Na política brasileira, eles ainda estão sub-representados. Mas agora podem ser decisivos para a escolha do mais alto cargo do Estado. E podem tornar o Brasil ainda mais conservador.
Anúncio
O outrora "país mais católico do mundo" sempre teve presidentes católicos – com exceção do evangélico Ernesto Geisel. A eleição do dia 7 de outubro terá dois candidatos à Presidência com perfil evangélico: Marina Silva e Jair Bolsonaro. A primeira é evangélica convertida do catolicismo, e o segundo, católico, se deixou batizar em 2016 por um pastor evangélico no rio Jordão.
As igrejas evangélicas estão há décadas ganhando cada vez mais fiéis. No censo de 2010, 42 milhões de brasileiros (22%) se declararam "evangélicos", enquanto 123 milhões eram católicos (64%). Atualmente, a parcela de evangélicos é de cerca de 30%, segundo estimativas de especialistas.
Mas politicamente eles ainda estão sub-representados. Atualmente, dos 513 deputados da Câmara dos Deputados, apenas cerca de 90 pertencem à Frente Parlamentar Evangélica, fundada em 2003. No Senado, cinco dos 81 senadores são evangélicos, sendo que dois estão licenciados.
Nas próximas eleições, é esperado que a bancada evangélica cresça pelo menos 10% devido ao desempenho de Bolsonaro, na opinião do cientista político Ricardo Ismael, da Pontifícia Universidade Católica do Rio de Janeiro (PUC-RJ): "A novidade é que os evangélicos começam a ser competitivos em eleições para o Poder Executivo".
Uma prova disso é a eleição em 2016, do bispo da Igreja Universal do Reino de Deus Marcelo Crivella para prefeito do Rio de Janeiro. Para isso, ele contou com o poder da Igreja Universal, fundada por seu tio Edir Macedo, junto com o império de TV Rede Record. Pastores teriam pedido votos para Crivella, segundo reportagens da mídia. Não se sabe com quanto dinheiro a Igreja Universal contribuiu para a dispendiosa campanha eleitoral.
Nem todos os candidatos evangélicos têm o apoio de Igrejas tão grandes, influentes e poderosas financeiramente.
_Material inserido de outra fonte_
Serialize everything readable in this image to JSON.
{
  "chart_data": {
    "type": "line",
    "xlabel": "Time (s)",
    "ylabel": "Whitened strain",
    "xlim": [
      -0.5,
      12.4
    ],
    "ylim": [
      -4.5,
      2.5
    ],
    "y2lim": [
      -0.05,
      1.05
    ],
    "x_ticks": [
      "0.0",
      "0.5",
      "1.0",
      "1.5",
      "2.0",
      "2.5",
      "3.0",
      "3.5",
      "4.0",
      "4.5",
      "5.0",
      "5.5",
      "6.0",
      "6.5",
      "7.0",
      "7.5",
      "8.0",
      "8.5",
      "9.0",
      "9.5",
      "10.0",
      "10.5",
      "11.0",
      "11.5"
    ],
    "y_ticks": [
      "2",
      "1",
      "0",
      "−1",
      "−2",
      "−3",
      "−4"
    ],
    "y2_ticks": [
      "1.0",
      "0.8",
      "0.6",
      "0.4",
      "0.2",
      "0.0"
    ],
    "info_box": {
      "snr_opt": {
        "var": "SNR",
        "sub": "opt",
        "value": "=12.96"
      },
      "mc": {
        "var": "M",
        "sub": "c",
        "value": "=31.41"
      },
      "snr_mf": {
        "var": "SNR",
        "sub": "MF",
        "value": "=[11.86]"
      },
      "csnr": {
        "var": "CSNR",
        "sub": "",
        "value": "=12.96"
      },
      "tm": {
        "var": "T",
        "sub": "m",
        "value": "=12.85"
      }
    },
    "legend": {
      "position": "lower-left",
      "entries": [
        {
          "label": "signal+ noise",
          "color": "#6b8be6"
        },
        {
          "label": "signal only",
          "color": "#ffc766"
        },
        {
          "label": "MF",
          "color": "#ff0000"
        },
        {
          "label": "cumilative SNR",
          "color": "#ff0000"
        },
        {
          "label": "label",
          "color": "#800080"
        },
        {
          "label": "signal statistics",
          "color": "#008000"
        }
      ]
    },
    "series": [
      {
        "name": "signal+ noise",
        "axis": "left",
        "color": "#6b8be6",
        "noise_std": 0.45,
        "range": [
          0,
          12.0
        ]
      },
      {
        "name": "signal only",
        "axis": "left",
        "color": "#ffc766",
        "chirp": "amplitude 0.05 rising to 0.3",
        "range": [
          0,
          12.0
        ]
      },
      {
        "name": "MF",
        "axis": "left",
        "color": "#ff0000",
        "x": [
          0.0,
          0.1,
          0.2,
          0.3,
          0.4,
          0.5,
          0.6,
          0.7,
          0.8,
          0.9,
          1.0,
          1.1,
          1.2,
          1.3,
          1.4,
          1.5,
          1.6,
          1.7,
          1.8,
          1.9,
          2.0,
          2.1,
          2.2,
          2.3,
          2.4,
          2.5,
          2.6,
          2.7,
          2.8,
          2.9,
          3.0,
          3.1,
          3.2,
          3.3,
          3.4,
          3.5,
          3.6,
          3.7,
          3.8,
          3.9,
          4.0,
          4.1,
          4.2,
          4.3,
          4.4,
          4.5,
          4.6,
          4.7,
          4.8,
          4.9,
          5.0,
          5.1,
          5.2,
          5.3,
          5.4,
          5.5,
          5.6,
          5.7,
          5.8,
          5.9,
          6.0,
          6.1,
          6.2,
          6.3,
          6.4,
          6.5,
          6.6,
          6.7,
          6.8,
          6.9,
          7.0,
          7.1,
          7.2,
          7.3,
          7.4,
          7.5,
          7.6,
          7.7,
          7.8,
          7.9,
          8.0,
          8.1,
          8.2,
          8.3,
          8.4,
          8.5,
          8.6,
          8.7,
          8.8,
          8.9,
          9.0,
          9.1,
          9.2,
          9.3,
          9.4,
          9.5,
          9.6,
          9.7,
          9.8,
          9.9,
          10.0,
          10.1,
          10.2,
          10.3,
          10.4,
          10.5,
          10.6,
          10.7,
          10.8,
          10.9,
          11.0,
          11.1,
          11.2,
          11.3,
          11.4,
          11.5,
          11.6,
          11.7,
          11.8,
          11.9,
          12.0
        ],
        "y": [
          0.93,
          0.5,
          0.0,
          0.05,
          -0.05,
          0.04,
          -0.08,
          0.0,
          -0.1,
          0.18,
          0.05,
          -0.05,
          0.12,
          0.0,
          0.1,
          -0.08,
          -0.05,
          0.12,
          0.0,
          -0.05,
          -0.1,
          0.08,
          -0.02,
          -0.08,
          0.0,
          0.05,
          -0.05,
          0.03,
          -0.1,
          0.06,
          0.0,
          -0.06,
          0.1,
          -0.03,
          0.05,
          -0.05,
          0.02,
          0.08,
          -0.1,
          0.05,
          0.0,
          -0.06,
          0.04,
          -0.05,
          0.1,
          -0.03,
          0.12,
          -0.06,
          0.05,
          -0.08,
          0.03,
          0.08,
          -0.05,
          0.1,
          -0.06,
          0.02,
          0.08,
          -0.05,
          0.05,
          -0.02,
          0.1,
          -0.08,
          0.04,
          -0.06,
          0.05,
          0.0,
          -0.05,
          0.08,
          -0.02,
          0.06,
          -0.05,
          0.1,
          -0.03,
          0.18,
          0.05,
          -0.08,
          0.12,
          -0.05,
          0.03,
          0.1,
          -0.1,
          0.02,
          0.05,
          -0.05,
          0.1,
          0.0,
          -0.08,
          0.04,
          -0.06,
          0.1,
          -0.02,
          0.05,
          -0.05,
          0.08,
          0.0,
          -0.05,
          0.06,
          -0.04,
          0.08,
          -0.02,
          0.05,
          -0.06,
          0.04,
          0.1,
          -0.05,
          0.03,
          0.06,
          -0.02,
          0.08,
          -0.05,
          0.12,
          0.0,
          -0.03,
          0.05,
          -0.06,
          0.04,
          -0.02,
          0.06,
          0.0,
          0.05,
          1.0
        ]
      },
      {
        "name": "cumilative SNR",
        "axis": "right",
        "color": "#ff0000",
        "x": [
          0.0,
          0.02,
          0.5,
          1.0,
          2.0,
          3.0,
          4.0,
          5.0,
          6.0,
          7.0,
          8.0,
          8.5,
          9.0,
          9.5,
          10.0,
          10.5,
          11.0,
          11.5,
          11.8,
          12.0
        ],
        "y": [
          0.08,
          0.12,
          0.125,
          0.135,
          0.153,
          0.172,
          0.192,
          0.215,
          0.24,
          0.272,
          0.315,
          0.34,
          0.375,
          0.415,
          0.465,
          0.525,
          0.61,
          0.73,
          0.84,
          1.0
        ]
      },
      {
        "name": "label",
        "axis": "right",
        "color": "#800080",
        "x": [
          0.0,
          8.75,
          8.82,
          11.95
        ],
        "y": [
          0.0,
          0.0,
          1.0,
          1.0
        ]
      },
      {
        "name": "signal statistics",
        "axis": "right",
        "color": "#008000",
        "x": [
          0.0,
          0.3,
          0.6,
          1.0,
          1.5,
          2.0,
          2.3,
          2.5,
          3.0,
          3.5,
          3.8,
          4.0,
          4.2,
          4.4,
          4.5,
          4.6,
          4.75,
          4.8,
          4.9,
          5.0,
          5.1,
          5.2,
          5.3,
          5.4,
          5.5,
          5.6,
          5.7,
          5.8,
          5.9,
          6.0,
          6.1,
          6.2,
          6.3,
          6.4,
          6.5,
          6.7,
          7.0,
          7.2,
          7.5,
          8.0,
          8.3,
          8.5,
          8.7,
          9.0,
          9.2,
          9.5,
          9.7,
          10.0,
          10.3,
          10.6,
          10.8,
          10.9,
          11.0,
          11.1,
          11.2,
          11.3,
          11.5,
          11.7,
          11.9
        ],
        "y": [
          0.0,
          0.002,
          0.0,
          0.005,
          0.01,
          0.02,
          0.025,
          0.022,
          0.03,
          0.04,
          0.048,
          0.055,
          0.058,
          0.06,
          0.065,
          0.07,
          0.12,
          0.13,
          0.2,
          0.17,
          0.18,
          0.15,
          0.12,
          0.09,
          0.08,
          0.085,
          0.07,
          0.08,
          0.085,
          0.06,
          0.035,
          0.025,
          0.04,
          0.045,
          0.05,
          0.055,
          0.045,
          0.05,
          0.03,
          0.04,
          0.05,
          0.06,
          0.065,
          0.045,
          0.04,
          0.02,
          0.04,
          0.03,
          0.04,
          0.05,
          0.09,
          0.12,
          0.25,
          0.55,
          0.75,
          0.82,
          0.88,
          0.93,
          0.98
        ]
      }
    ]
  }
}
Mas eles ganham eleitores da nova classe média baixa, onde a Igreja Católica vem perdendo influência desde os anos 70.
"A população de baixa renda e de classe média baixa brasileira se afastou da chamada teologia da libertação, defendida pela Igreja Católica progressista, e aderiu ao que ficou conhecido como 'teologia da prosperidade', propagada pelas igrejas evangélicas neopentecostais", ressalta Ismael.
Para o sociólogo Francisco Borba Ribeiro Neto, coordenador do Núcleo Fé e Cultura da PUC-SP, a ascensão dos evangélicos é resultado do êxodo rural na segunda metade do século 20. A devota população rural encontrou nas cidades grandes uma sociedade católica secularizada e liberal e foi buscar refúgio nas Igrejas Pentecostais – moralmente mais severas, conservadoras e puristas –, com suas promessas de prosperidade.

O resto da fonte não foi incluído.